Génie et scélératesse
L’histoire a réfuté — et continue à réfuter — la formule de Pouchkine selon laquelle « génie et scélératesse sont deux choses incompatibles ». Tous les grands empires mondiaux furent créés précisément par ceux qui combinaient en eux génie et scélératesse. La malédiction portée contre l’empire que fut l’URSS est un défi à la logique de toute l’histoire mondiale. Ce n’est pas par hasard que la fraction anti-nationale de l’élite soviétique, ayant maudit et abjuré l’URSS, s’oriente maintenant à grands pas vers le rabaissement de l’ensemble du passé impérial de la Russie séculaire : les ennemis de toute forme d’empire comprennent parfaitement que les sentiments impériaux du peuple représentent l’un des principaux obstacles sur la voie de notre défaite définitive dans la “guerre froide” menée contre les États-Unis et leurs alliés.

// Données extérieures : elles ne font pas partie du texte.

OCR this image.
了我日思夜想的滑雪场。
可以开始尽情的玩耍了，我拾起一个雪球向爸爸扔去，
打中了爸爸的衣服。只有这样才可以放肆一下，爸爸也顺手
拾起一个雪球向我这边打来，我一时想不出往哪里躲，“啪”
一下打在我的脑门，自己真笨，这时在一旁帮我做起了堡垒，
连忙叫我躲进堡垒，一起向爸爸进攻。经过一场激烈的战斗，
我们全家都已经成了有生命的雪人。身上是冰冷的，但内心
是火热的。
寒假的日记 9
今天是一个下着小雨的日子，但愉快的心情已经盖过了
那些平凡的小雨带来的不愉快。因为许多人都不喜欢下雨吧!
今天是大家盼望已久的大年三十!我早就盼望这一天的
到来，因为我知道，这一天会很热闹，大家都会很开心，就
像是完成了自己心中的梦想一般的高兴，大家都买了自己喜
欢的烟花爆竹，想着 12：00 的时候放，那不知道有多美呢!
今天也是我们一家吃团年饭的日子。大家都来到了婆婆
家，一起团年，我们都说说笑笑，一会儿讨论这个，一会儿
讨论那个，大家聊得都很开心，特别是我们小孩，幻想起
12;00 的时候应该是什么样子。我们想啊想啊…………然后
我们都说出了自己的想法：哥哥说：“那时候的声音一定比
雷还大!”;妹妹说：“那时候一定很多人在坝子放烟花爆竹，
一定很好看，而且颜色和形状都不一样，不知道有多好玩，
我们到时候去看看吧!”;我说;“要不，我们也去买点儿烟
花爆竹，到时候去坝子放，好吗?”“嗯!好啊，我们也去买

La qualité géopolitique des plans et des actes de Staline doit faire l’objet d’une étude honnête et sérieuse, indépendamment de tout cliché idéologique, étude destinée à contribuer au rétablissement de nos aspirations géopolitiques eurasiennes perdues, sans la réalisation desquelles la Russie est vouée au rôle de colonie impitoyablement exploitée par les bâtisseurs du “nouvel ordre mondial” qui décideront dans quelles frontières il lui faudra exister. Ainsi, en avril 1992, dans le projet de politique extérieure de Fonds américain du Patrimoine, Kim R. Holmes et Jay P. Kozminski conseillaient avec insistance à l’administration des États-Unis de tout faire afin que « l’Union Soviétique ou un État semblable ne puisse plus jamais apparaître ». Plus loin dans ce rapport, on vise à prévenir le possible rétablissement de l’URSS ou d’un État similaire, et on recommande au Pentagone de « continuer les recherches et les applications dans les domaines de la défense anti-sous-marine, des armes de grande précision, des technologies anti-satellites » et autres formes d’armement. Tout cela afin que l’Amérique puisse continuer « même par la suite à jouer un rôle global (…) nécessaire pour la défense des États-Unis (…) de ne pas admettre le contrôle par des puissances hostiles aux États-Unis des principaux centres industriels d’Europe et d’Asie, ainsi que sur cette région-clé pour les matières premières, le Golfe Persique ».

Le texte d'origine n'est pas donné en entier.